Clinical severity of these anomaly variables and neurological insults are rare. However, arterial ischemic stroke may occur during childhood and adulthood and may be present as seizures or hemiparesis. Therefore, all patients with PHACE syndrome having a large segmental facial hemangiomas should have appropriate brain imaging to assess and exclude abnormal cerebrovascular structure [5]. Understanding the pathophysiology of cerebrovascular abnormalities is necessary to provide appropriate preoperative anesthesia management. Anesthetic goals, with the presence of these anomalies, focus on maintaining cerebral blood flow (CBF) and oxygen delivery through the smooth and deep level of anesthesia too. All predisposition factors of cerebral ischemia and seizure that may change cerebral perfusion pressure and CBF, especially at induction of anesthesia, should be prevented and managed accordingly if it is present. Neurological consultation should be considered in presence of cerebrovascular involvement for proper neurological assessment and to optimize, document, and administer preoperative anticonvulsant medications.

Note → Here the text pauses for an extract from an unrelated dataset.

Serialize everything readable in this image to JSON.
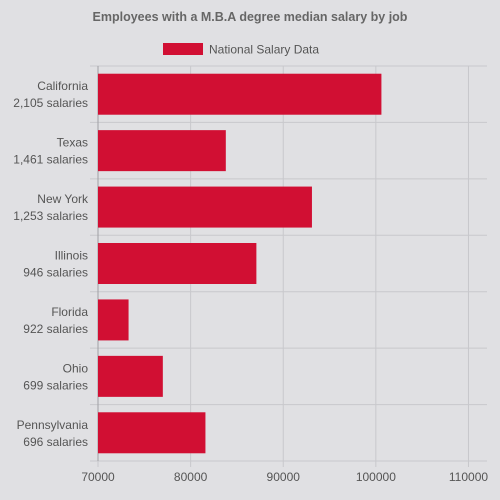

Cardiovascular anomalies associated with PHACE syndrome are common and may be present in 37% of patients [2]. Coarctation of the aorta and abnormal origin of the subclavian artery are the most common pathology. The other cardiac abnormalities reported include tetralogy of Fallot, septal defects, aortic arch abnormalities, and stenosis of the semilunar valves [5].
Preoperative cardiac consultation and echocardiogram assessment and arterial imaging with MRA should be considered for screening the presence of cardiovascular anomalies. Anesthetic goals focus on maintaining normal heart rate, monitoring blood pressure at proximal and distal to the obstruction to ensure adequate tissues perfusion, and control of the systemic vascular resistance.
Conclusion
PHACE syndrome is a rare disease with serious association of anomalies mainly involving airway, cerebrovascular, and cardiac structure. Appropriate preoperative assessment through history, physical examination, and investigation shows the degree of severity and clinical manifestations of these anomalies. Certain perioperative anesthetic implications should be considered mainly for difficult airway management that related to airway hemangiomas, abnormal cerebrovascular structure, mainly carotid arteries, involvement that affect CBF and results in cerebral ischemia and the association of congenital cardiac disease.